I understand that when the demand is lager than the supply, the price goes up.
But I think something goes wrong. Many sellers don't sell out. With a few products, they keep updating
their price day by day. So in Korean online market, 5000 series are
5900X : more than $ 786.84
5800X : more than $ 660.49
5600X : more than $ 442.7
which is much higher than AMD Offering. I'm not sure that when the supply is enough, the price quickly go back to be normal.
Solved! Go to Solution.
The good thing about waiting isn't even just the price is better. Usually you have bios & chipset driver updates that fix stability issues in the first few months. Early adopting can be a painful experience and worth avoiding anyway IMHO.
Obviously world wide demand is at the highest it has probably ever been. I have heard that in addition to the demand causing higher prices another factor is a lot of the prices are higher because they are flying the shipments into areas and that additional air freight is getting passed along to consumers too. If you can wait a few months it will probably normalize and be at MSRP again.
It's the taxes and import fees. Same thing in Europe, where most countries have sky high taxes.
In US, is only the sales tax, which is not that high (7-8% depending on state).
What can I say, pure capitalism has benefits.
WOW, I appreciate for replying.
We could think tax and shipment fee. I miss thing that several weeks ago, sellers proposed
5600x as 376000 won = $345.78. They are pricing up due to shortage. What I can't understand is
why they don't sell out all products and display 'sold out' page.
It is not AMD's fault or AMD Korea's. It is bad distribution market of Korea.
I hope price to be normal as soon as possible.
This is an effect of capitalism too and is not limited to Korea unfortunately ... supply is low (amd themselves are struggling to even get CPUs for RMA) while demand is skyrocketing, meaning :
- They still manage to do sales at those high prices, so why would they bother lowering their margin ? they're in the business to make as much money as they can
- Their suppliers also are likely raising prices as other resellers who already are sold out are trying to get them too
In the end of the day, there is not much difference between a reseller and a scalper in this regard ... we as customers vote with our money, and if everyone refused to buy at mark-up prices from resellers, they'd just have to get back to MSRP, but as long as people are willing to pay a premium to get them faster, why would they be refusing that extra cashflow ?

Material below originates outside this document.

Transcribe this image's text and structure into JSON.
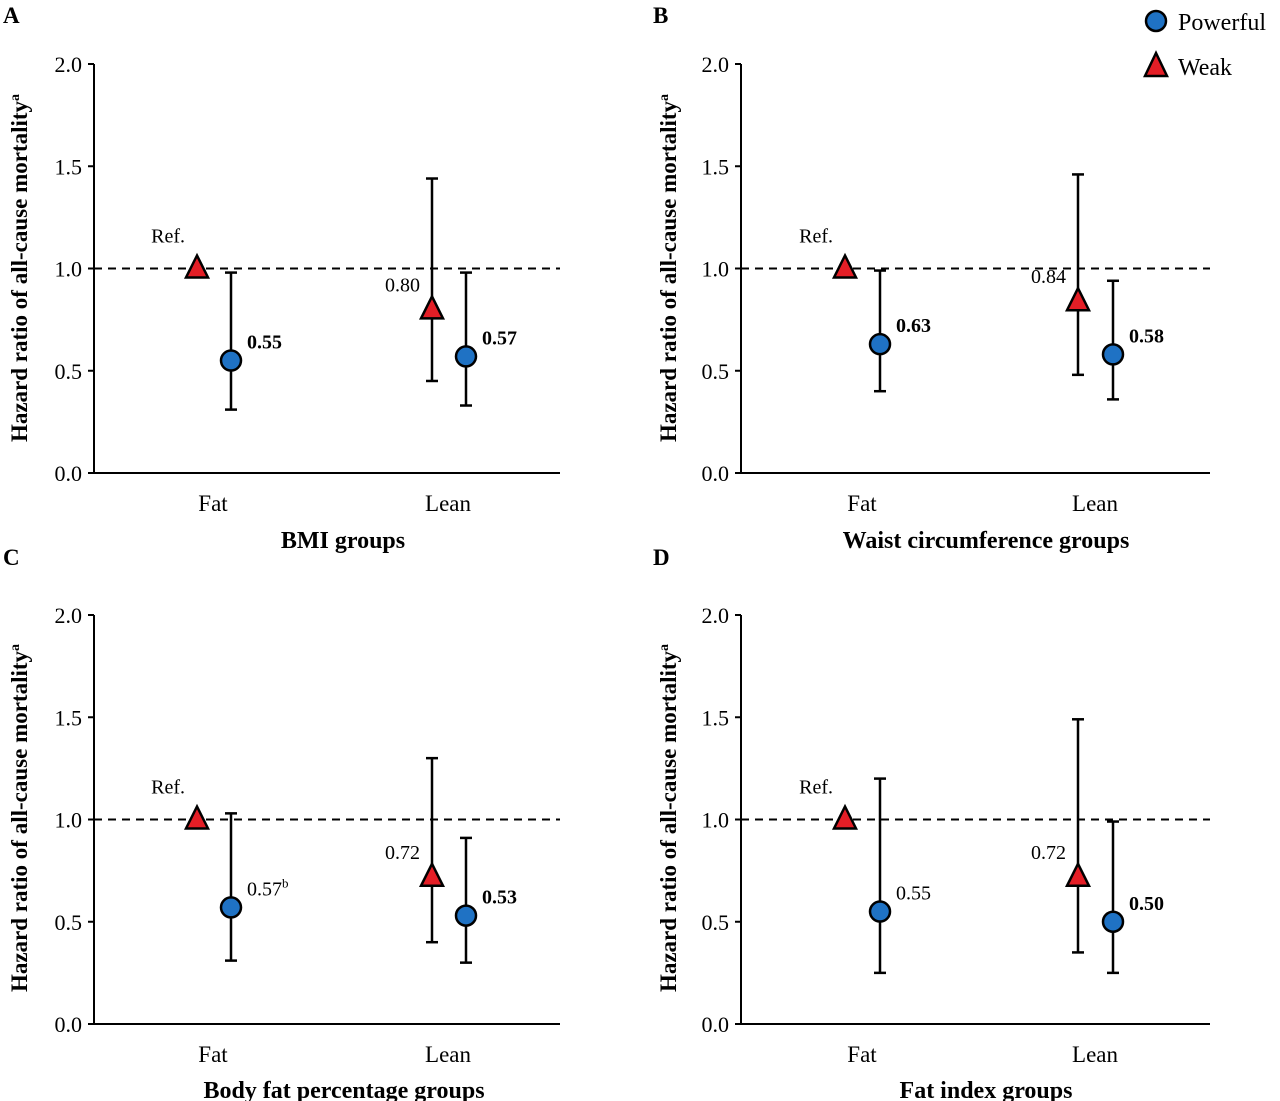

Also, don't expect the announced MSRP anywhere else then in the US, my cpu bought direct from amd on release date was pricier then announcements due to tax, import fees AND usual messed up $/whatever currency conversion rates industry do apply to any non US country ...
I'm very appreciating for your help.
Yes, you're absolute right. Rational customers who are in this situation stop buying and wait until
price to be lower. So do I. Besides, they are also willing to use US Amazon, New Egg etc to avoid
domestic resellers. (Even they have to pay extra fee or abandon RMA)
Direct comparison between US market and different country market might be meaningless.
I just wanted to deliver how Zen 3 processors price rapidly increase. After one day from my post, resellers
raise up from 480,000 won to 484,570 won. lol
These days are very hard time for PC lovers.
Have a nice day. :smileyvery-happy:
The good thing about waiting isn't even just the price is better. Usually you have bios & chipset driver updates that fix stability issues in the first few months. Early adopting can be a painful experience and worth avoiding anyway IMHO.